A virtual influencer will never be late for a picture, get drunk at a party, or age. Because virtual influencers promote products on Instagram, Facebook, and TikTok. 

The most famous is “Lil Miquela”, a fake 19-year-old Brazilian-American with 3m Instagram followers. Influencer marketing is predicted to reach $15 billion by 2022. Aya Stellar, a marketing agency’s cosmic traveller, will arrive on Earth in February. She has a song on YouTube. 

Brain interfaces

In April 2021 the irrepressible entrepreneur Elon Musk excitedly tweeted that a monkey was “literally playing a video game telepathically using a brain chip.” His company, Neuralink, had implanted two tiny sets of electrodes into the monkey’s brain. Signals from these electrodes, transmitted wirelessly and then decoded by a nearby computer, enabled the monkey to move the on-screen paddle in a game of Pong using thought alone.

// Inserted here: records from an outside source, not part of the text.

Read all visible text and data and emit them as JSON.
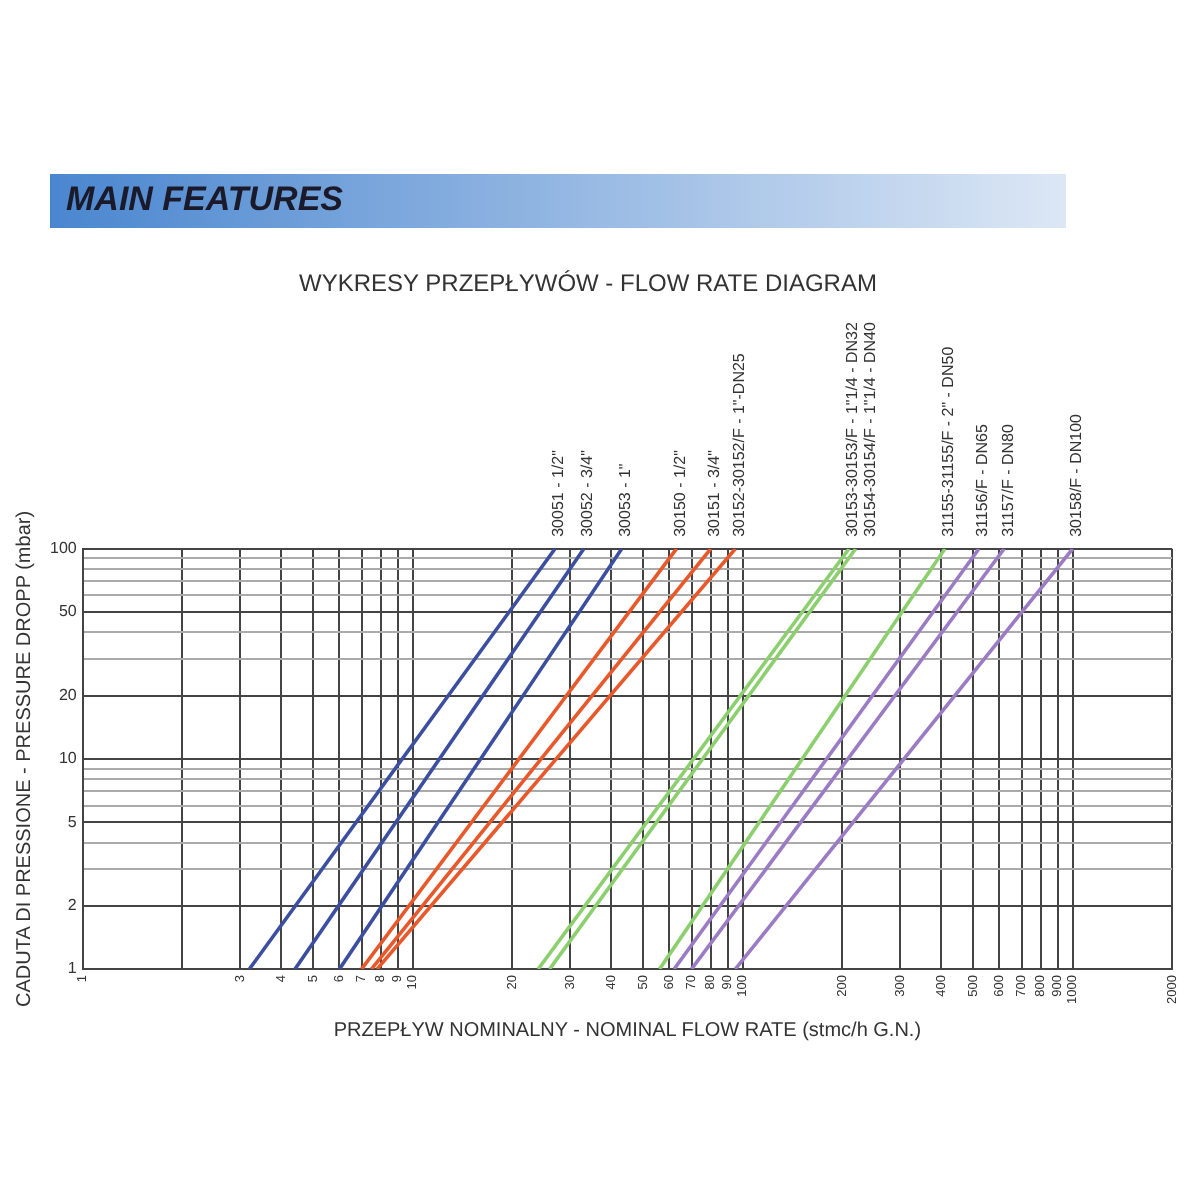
{
  "chart_data": {
    "type": "line",
    "title": "WYKRESY PRZEPŁYWÓW - FLOW RATE DIAGRAM",
    "xlabel": "PRZEPŁYW NOMINALNY - NOMINAL FLOW RATE (stmc/h G.N.)",
    "ylabel": "CADUTA DI PRESSIONE - PRESSURE DROPP (mbar)",
    "annotations": [
      "MAIN FEATURES"
    ],
    "log": "xy",
    "grid": true,
    "legend": false,
    "marker": "none",
    "line_style": "solid",
    "xlim": [
      1,
      2000
    ],
    "xticks": [
      1,
      {
        "value": 2,
        "label": null
      },
      3,
      4,
      5,
      6,
      7,
      8,
      9,
      10,
      20,
      30,
      40,
      50,
      60,
      70,
      80,
      90,
      100,
      200,
      300,
      400,
      500,
      600,
      700,
      800,
      900,
      1000,
      2000
    ],
    "ylim": [
      1,
      100
    ],
    "yticks": [
      1,
      2,
      {
        "value": 3,
        "label": null
      },
      {
        "value": 4,
        "label": null
      },
      5,
      {
        "value": 6,
        "label": null
      },
      {
        "value": 7,
        "label": null
      },
      {
        "value": 8,
        "label": null
      },
      {
        "value": 9,
        "label": null
      },
      10,
      20,
      {
        "value": 30,
        "label": null
      },
      {
        "value": 40,
        "label": null
      },
      50,
      {
        "value": 60,
        "label": null
      },
      {
        "value": 70,
        "label": null
      },
      {
        "value": 80,
        "label": null
      },
      {
        "value": 90,
        "label": null
      },
      100
    ],
    "series": [
      {
        "name": "30051 - 1/2\"",
        "color": "#3c4ea0",
        "x": [
          3.2,
          27
        ],
        "values": [
          1,
          100
        ]
      },
      {
        "name": "30052 - 3/4\"",
        "color": "#3c4ea0",
        "x": [
          4.4,
          33
        ],
        "values": [
          1,
          100
        ]
      },
      {
        "name": "30053 - 1\"",
        "color": "#3c4ea0",
        "x": [
          6,
          43
        ],
        "values": [
          1,
          100
        ]
      },
      {
        "name": "30150 - 1/2\"",
        "color": "#e8582a",
        "x": [
          7,
          63
        ],
        "values": [
          1,
          100
        ]
      },
      {
        "name": "30151 - 3/4\"",
        "color": "#e8582a",
        "x": [
          7.5,
          80
        ],
        "values": [
          1,
          100
        ]
      },
      {
        "name": "30152-30152/F - 1\"-DN25",
        "color": "#e8582a",
        "x": [
          7.8,
          95
        ],
        "values": [
          1,
          100
        ]
      },
      {
        "name": "30153-30153/F - 1\"1/4 - DN32",
        "color": "#8ccf6e",
        "x": [
          24,
          210
        ],
        "values": [
          1,
          100
        ]
      },
      {
        "name": "30154-30154/F - 1\"1/4 - DN40",
        "color": "#8ccf6e",
        "x": [
          26,
          220
        ],
        "values": [
          1,
          100
        ]
      },
      {
        "name": "31155-31155/F - 2\" - DN50",
        "color": "#8ccf6e",
        "x": [
          56,
          410
        ],
        "values": [
          1,
          100
        ]
      },
      {
        "name": "31156/F - DN65",
        "color": "#9b7cc4",
        "x": [
          62,
          520
        ],
        "values": [
          1,
          100
        ]
      },
      {
        "name": "31157/F - DN80",
        "color": "#9b7cc4",
        "x": [
          70,
          620
        ],
        "values": [
          1,
          100
        ]
      },
      {
        "name": "30158/F - DN100",
        "color": "#9b7cc4",
        "x": [
          95,
          1000
        ],
        "values": [
          1,
          100
        ]
      }
    ]
  }
}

It intends to test the technology on humans in 2022, allowing paraplegic people to use a computer. American regulators have already given Synchron permission to begin human trials of a comparable gadget. In the neck blood arteries, its “minimally invasive” neural prosthesis is implanted. Synchron is investigating various applications, including as identifying and treating nervous system disorders such as epilepsy, depression, and hypertension. 

Artificial meat and fish

W. Churchill allegedly speculated about “raising a complete chicken just to eat the breast or wing.” Around 70 companies now “cultivate” beef in bioreactors. Animal cells are fed protein, sugar, fat, vitamin, and mineral-rich soups without damaging them. Eat Just, a San Francisco-based artificial meat startup, will be the first to offer its products in Singapore in 2020. 

In 2022, a few more enterprises are scheduled to join. SuperMeat, an Israeli business, aims to get license for commercial sales of cultured chicken burgers at $10 per pop, down from $2,500 in 2018. 

California-based Finless Foods expects to offer developed bluefin tuna for $440 per kilogram, down from $660,000 in 2017. Planned meats include bacon and turkey. Eco-friendly meat eaters will soon be able to enjoy their steak.